Meet Lille—a необычний dog, Vera and Varya—unusual sisters, and Birdie—an unusual bird (though with a simple name). Lille is long-long—stretching across the whole street. Vera and Varya look at each other no more alike than a polar day looks like a polar night—and besides, they talk to animals. Birdie is learned and pre-learned, white and round, just like a snowball shouting clever words.
Snowball-like events will unfold when the news comes that Varya has gotten sick, and then Birdie will have to shout not clever words, but alarming ones. Vera is sure it’s all because of a bead that the sisters stole from a bearded dwarf—the terrible and fierce one embroidered on Varya’s dress. What could help the girl? A book written by a famous storyteller from Finland! Put it under the pillow—and the sister will feel better! Vera, Lille, and Birdie must reach that storyteller, or Finland, or anywhere to the north—just to save Varya…
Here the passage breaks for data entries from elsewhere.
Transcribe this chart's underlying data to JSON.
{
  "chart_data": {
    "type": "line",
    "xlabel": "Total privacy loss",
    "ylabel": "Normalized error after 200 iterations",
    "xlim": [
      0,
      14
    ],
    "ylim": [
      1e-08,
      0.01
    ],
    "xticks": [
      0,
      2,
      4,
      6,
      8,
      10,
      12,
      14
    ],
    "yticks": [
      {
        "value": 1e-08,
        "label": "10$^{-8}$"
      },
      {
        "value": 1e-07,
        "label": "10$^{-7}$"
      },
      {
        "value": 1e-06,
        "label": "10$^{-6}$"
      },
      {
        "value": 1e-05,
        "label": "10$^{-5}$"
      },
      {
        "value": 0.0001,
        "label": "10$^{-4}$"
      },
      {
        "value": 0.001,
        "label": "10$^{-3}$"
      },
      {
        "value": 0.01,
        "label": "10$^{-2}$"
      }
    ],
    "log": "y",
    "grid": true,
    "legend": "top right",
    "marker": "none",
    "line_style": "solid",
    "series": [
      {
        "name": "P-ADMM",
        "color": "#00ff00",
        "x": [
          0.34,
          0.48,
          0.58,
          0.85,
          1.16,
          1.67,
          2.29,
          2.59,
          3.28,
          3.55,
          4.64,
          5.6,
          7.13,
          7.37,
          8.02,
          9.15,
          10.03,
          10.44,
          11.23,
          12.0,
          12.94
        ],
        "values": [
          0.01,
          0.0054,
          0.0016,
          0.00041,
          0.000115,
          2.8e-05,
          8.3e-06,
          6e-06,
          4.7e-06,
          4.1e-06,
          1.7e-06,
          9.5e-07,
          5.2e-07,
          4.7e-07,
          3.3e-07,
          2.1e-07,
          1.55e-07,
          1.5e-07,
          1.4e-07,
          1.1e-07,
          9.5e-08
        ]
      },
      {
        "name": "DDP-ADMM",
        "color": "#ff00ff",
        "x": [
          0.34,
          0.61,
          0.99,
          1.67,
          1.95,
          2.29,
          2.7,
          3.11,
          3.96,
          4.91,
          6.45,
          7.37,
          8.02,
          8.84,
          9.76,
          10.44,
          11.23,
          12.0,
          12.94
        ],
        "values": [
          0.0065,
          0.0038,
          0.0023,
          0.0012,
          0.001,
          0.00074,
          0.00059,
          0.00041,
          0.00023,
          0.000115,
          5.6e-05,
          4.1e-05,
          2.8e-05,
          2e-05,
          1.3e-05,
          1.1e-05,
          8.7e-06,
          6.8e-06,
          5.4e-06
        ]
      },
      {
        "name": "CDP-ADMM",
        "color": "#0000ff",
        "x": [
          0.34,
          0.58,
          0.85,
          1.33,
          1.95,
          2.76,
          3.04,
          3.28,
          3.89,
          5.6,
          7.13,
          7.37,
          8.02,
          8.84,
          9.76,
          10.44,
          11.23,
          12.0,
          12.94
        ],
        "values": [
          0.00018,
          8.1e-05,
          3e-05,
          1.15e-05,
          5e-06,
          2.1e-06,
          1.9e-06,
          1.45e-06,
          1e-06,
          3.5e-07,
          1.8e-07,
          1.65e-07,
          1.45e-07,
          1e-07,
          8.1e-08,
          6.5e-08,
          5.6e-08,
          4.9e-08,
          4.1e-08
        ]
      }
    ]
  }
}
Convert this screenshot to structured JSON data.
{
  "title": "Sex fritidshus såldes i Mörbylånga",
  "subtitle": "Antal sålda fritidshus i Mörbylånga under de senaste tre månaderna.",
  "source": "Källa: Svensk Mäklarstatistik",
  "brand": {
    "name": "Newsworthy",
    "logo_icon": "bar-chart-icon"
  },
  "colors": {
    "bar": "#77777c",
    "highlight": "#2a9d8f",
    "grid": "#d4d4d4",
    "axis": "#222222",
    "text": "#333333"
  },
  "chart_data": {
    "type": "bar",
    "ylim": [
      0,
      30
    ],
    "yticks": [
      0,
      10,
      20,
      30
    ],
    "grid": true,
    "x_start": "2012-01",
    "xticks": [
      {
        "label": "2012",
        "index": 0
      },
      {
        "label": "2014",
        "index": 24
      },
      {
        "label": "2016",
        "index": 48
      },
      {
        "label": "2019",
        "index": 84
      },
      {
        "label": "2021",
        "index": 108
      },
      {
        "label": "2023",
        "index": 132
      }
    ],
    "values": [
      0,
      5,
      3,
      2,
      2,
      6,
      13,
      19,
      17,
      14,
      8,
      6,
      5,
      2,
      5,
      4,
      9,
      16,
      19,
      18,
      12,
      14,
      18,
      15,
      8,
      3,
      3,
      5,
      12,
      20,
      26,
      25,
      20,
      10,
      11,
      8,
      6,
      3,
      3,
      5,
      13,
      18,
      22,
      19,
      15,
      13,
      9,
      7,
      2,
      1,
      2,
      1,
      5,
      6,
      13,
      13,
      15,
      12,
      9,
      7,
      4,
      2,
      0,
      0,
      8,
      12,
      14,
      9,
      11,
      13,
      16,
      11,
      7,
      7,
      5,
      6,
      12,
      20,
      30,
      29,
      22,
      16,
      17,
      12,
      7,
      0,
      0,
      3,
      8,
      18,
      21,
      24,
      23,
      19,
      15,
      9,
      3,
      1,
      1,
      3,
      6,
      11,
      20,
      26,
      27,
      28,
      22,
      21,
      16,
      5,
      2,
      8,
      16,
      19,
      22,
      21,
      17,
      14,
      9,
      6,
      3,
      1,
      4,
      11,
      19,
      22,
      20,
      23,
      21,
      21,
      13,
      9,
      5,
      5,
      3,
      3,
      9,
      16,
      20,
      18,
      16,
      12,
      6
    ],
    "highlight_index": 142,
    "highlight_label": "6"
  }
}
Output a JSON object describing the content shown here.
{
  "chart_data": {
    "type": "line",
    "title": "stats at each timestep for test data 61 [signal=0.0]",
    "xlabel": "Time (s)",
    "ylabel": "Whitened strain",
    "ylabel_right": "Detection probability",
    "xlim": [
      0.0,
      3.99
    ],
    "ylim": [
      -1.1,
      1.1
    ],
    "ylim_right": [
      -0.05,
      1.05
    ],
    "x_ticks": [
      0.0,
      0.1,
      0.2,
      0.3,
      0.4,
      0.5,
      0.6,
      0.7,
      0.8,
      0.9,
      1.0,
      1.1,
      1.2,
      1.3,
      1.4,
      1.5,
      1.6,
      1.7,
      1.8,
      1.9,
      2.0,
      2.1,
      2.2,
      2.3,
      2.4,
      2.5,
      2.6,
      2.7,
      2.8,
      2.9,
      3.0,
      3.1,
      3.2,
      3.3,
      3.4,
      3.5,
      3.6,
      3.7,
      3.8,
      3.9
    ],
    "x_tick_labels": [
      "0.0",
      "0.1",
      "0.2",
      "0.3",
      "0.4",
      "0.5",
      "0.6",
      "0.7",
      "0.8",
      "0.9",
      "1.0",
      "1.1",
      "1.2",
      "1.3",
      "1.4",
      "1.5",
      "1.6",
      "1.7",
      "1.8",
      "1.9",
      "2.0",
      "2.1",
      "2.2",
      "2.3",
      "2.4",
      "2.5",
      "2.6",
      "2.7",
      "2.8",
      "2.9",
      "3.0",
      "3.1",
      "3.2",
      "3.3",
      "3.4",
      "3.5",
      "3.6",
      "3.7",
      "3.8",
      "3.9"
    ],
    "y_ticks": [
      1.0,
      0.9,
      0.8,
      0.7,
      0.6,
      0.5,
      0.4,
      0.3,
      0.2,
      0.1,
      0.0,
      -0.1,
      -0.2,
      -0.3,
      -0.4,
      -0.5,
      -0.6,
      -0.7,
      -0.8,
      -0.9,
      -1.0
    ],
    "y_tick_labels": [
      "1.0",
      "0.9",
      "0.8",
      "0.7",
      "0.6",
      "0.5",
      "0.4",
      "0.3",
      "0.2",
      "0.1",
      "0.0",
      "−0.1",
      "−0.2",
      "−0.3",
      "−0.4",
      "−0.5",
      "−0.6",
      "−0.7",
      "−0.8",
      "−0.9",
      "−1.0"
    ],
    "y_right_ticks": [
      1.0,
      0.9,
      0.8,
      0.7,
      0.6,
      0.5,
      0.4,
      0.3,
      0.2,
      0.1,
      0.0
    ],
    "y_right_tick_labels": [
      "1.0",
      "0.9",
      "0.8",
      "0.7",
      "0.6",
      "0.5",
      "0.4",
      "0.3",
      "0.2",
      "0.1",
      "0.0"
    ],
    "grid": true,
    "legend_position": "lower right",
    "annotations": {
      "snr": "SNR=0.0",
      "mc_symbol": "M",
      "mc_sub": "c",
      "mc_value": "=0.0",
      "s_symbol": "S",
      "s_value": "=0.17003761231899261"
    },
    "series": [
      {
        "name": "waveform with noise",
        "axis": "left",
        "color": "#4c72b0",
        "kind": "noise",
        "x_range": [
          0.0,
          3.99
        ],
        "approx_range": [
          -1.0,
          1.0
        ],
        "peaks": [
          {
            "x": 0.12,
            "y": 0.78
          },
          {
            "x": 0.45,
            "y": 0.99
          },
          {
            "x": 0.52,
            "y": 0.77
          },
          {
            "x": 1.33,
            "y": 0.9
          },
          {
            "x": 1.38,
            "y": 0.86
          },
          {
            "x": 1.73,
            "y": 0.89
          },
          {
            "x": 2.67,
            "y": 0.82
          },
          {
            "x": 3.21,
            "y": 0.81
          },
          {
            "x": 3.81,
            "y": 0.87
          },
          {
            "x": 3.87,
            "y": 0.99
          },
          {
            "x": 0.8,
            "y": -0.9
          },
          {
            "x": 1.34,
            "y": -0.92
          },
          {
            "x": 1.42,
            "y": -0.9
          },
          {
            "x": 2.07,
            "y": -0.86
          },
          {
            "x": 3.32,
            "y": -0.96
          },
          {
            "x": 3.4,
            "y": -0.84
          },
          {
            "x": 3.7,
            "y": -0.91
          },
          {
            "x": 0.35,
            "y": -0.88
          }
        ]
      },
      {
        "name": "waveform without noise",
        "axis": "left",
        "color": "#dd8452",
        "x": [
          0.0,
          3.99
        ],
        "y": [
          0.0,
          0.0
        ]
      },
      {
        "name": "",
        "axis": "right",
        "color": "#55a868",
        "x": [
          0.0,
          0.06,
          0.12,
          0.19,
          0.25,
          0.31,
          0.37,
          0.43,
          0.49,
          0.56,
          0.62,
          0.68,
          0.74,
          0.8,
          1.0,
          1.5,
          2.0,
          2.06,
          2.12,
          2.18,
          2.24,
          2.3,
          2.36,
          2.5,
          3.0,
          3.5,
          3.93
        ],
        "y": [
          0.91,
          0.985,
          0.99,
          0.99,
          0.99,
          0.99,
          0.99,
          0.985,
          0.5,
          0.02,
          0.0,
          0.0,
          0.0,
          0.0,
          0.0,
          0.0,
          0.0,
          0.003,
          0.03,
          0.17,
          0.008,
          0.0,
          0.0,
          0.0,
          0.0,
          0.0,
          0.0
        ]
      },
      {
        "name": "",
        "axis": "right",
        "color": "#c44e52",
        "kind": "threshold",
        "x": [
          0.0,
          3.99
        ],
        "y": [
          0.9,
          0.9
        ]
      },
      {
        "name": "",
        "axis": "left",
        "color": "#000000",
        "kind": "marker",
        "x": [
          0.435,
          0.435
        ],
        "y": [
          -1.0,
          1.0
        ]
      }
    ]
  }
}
A new book by Anastasia Strokina is as unusual as its heroes, and as dynamic as her debut novella “The Whale Is Swimming North.” The latter made the author a diploma holder of the V. Krapivin prize and got her into the shortlist of the “Kniguru” prize. In 2017, CompassGuid released her translation of Emmanuel Mezzonneuve’s book “The Moon Tom and the Secret Society of Greatness.”
Anastasia Strokina is charmed by the North, and this time the magical world she created comes alive on the streets and in stairwells of Saint Petersburg, in Finland, by the coastal rocks of Iceland and Greenland—and, most importantly, in the hearts of readers of both younger school age and adults. “The Bead of a Pocket Dwarf,” for all its abundance of adventures and ceaseless motion, is a story about learning about oneself. The illustrations by Oleg Braude reflect both the book’s adventurous spirit and its unique atmosphere—cold, yet somehow fairy-tale-like.